For nums = [2,7,9,3,1]:

inums[i]Skip current dp[i - 1]Rob current dp[i - 2] + nums[i]dp[i]
02-22
17--7
2972 + 9 = 1111
33117 + 3 = 1011
411111 + 1 = 1212

The answer is:

dp[4] = 12

The important point in this table is:

dp[i] does not require house i to be robbed. It means the global optimum up to house i.

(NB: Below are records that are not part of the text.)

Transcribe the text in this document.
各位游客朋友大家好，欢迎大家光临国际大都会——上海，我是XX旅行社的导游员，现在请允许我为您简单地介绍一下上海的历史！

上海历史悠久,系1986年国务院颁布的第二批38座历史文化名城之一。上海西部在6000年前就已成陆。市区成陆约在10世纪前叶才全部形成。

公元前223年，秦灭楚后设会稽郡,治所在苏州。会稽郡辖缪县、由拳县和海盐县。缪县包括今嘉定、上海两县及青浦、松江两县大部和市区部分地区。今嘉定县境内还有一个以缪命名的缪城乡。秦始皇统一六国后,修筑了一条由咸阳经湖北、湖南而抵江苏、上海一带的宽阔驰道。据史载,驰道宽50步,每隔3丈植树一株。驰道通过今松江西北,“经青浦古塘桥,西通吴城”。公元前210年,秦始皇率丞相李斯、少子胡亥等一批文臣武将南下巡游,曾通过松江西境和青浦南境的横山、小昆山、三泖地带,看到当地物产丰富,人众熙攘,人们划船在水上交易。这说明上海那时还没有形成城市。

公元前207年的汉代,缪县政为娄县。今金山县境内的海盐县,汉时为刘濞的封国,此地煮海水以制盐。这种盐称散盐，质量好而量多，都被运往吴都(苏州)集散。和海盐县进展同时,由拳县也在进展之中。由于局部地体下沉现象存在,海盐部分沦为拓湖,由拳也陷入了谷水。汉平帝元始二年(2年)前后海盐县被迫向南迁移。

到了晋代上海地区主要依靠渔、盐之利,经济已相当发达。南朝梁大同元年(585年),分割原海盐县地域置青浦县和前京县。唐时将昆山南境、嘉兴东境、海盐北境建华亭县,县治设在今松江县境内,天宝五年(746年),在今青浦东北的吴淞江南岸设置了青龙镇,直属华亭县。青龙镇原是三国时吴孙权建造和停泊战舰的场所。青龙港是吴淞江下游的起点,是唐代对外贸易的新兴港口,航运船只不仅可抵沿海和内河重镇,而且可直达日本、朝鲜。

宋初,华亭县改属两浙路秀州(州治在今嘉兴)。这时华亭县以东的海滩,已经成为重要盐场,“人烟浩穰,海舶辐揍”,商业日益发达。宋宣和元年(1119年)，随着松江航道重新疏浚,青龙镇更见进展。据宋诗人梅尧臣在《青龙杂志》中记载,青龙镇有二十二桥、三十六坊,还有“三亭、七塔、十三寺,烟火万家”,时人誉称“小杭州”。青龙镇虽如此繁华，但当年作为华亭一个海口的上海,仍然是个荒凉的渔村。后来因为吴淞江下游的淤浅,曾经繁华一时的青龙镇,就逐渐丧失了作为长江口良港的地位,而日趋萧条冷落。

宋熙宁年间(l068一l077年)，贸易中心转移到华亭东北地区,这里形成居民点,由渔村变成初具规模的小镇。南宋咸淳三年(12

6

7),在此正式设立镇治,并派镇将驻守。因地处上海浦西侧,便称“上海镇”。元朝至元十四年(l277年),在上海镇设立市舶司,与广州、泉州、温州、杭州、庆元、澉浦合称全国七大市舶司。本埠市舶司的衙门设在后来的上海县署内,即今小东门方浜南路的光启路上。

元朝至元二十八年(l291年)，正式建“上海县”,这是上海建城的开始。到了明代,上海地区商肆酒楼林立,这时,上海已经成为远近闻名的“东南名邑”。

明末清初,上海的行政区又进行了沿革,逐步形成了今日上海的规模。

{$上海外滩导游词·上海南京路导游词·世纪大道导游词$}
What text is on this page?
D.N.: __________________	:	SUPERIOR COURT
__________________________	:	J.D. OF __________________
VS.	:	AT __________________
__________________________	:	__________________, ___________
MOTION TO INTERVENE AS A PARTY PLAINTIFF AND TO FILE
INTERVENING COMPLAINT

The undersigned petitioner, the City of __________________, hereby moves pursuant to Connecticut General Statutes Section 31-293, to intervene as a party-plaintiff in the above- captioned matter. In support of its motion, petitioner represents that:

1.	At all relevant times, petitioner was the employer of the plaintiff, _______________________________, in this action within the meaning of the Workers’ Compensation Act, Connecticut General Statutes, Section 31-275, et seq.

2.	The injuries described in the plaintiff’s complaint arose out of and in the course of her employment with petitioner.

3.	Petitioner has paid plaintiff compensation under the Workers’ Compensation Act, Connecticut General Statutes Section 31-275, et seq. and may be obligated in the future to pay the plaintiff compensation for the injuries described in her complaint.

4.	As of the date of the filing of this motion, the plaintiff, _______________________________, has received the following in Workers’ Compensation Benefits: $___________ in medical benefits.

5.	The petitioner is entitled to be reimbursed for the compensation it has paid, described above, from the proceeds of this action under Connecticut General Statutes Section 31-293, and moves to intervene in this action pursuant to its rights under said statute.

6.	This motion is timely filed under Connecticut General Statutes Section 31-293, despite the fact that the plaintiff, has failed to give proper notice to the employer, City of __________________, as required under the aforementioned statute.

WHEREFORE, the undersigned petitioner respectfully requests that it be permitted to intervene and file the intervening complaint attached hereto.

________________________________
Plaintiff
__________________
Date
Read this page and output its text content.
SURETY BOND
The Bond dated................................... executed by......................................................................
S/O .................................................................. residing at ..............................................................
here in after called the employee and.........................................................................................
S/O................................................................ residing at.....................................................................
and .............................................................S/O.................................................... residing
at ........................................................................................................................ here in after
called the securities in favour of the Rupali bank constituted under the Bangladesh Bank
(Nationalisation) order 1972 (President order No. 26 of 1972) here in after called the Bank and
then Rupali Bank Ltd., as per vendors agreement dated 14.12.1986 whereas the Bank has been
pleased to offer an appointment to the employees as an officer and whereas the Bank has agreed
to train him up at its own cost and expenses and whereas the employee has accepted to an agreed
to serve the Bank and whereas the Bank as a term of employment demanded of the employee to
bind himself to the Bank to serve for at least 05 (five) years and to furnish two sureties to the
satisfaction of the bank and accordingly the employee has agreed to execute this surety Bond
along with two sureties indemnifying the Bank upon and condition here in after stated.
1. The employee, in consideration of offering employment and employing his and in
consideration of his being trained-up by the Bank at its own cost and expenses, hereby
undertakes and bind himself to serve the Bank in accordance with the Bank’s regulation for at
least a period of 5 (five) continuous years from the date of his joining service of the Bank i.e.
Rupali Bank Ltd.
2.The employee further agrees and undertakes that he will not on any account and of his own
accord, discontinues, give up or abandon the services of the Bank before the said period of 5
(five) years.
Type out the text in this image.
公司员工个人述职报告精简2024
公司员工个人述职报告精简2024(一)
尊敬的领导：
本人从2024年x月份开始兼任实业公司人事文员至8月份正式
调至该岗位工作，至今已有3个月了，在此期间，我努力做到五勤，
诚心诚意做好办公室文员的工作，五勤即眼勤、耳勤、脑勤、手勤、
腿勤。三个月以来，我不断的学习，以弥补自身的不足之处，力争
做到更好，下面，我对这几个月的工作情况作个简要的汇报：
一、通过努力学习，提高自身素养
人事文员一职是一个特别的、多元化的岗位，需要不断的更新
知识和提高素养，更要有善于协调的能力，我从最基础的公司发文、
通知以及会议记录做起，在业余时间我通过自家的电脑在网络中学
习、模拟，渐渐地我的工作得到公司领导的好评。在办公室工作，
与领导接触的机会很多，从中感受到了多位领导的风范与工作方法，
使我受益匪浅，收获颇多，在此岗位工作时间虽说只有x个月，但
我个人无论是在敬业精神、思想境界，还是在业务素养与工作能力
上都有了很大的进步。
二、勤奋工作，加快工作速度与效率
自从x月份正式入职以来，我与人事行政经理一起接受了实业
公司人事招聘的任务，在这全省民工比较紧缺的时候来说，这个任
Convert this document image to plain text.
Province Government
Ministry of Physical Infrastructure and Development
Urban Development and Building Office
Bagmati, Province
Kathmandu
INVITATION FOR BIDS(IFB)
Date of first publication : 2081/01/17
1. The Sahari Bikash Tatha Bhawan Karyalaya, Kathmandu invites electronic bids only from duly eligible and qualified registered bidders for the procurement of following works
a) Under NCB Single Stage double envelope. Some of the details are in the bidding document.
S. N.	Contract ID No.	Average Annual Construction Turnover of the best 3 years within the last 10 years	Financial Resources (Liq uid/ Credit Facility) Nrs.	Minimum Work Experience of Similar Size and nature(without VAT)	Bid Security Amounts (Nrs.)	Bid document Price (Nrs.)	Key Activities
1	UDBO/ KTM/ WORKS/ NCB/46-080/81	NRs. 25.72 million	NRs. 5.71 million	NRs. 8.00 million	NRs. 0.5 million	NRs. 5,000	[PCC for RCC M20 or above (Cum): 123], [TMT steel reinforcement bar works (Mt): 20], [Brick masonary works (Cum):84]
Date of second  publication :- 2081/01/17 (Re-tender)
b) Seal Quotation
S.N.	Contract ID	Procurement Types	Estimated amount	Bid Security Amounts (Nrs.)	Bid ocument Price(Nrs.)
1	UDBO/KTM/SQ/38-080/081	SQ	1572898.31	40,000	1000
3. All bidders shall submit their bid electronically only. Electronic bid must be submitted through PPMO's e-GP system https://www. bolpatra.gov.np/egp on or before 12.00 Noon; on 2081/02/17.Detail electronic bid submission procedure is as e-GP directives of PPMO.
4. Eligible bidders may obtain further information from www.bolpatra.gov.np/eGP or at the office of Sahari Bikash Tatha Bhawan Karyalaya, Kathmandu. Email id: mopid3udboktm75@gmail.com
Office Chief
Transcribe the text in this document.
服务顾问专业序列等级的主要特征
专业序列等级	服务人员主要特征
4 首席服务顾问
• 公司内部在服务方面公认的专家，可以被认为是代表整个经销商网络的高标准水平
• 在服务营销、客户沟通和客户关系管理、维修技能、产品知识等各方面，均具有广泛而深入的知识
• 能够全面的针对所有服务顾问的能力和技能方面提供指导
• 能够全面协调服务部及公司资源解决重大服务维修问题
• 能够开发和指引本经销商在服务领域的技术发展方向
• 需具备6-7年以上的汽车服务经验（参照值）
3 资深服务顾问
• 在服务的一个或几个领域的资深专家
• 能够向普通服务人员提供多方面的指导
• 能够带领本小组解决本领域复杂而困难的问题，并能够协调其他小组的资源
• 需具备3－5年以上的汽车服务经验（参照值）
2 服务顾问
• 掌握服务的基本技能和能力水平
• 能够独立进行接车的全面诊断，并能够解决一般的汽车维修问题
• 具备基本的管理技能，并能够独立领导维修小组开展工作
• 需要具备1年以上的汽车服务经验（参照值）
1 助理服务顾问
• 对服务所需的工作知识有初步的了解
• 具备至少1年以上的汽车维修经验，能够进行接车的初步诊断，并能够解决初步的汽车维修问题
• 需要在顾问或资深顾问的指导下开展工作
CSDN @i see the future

Step 5: Compress the dp Array into Two Variables

The previous transition only depends on:

  • dp[i - 2]
  • dp[i - 1]

So keep two variables:

  • prev2: the previous round’s dp[i - 2]
  • prev1: the previous round’s dp[i - 1]

Replace the array with:

prev2 = nums[0]
prev1 = max(nums[0], nums[1])

for i in range(2, n):
    cur = max(prev1, prev2 + nums[i])
    prev2 = prev1
    prev1 = cur

The final complete code is:

class Solution:
    def rob(self, nums: list[int]) -> int:
        n = len(nums)

        if n == 1:
            return nums[0]

        prev2 = nums[0]
        prev1 = max(nums[0], nums[1])

        for i in range(2, n):
            cur = max(prev1, prev2 + nums[i])
            prev2 = prev1
            prev1 = cur

        return prev1


if __name__ == "__main__":
    print(Solution().rob([1, 2, 3, 1]))
    print(Solution().rob([2, 7, 9, 3, 1]))

This version can:

  • keep the same state meaning as the dp table version
  • reduce extra space from O(n) to O(1)

It still has one boundary:

  • if the houses form a circle, the problem becomes 213. House Robber II, and we need to split it into two linear ranges; this problem is a straight line

Correctness

Invariants:

  • after processing house i, prev1 equals dp[i], the maximum money among indices 0..i
  • prev2 equals the previous round’s dp[i - 1], used for the next transition

Why the transition is correct:

  • Any optimal plan for house i has only two cases: rob it or skip it.
  • If we skip house i, the best value is the prefix optimum dp[i - 1].
  • If we rob house i, house i - 1 cannot be robbed, so the value is dp[i - 2] + nums[i].
  • These two cases cover all legal plans, so take the maximum.

Why return prev1:

  • after the loop, prev1 corresponds to the prefix optimum at the last index
  • that is exactly the maximum money for the whole street

Complexity

  • Time complexity: O(n)
  • Extra space: O(1)

Common Mistakes

  • Defining dp[i] as “must rob house i” but writing a transition like max(dp[i - 1], ...), which conflicts with the state meaning.
  • Forgetting to handle n = 1.
  • When robbing the current house, adding dp[i - 1], which violates the adjacent-house constraint.
  • Mixing this problem with the circular House Robber problem; in this problem, the first and last houses are not adjacent.

Summary

  • dp[i] means the maximum money after considering houses up to index i.
  • Each position has only two decisions: rob current or skip current.
  • Robbing current must connect to dp[i - 2]; skipping current is dp[i - 1].
  • Space optimization only keeps the previous two DP states.

References and Follow-up

  • LeetCode 198: House Robber
  • LeetCode 213: House Robber II
  • LeetCode 70: Climbing Stairs
  • LeetCode 746: Min Cost Climbing Stairs

Notes

  • The problem statement, examples, and constraints are based on the public LeetCode 198 summary.
  • Python is used to match the current LeetCode tutorial style in this repository.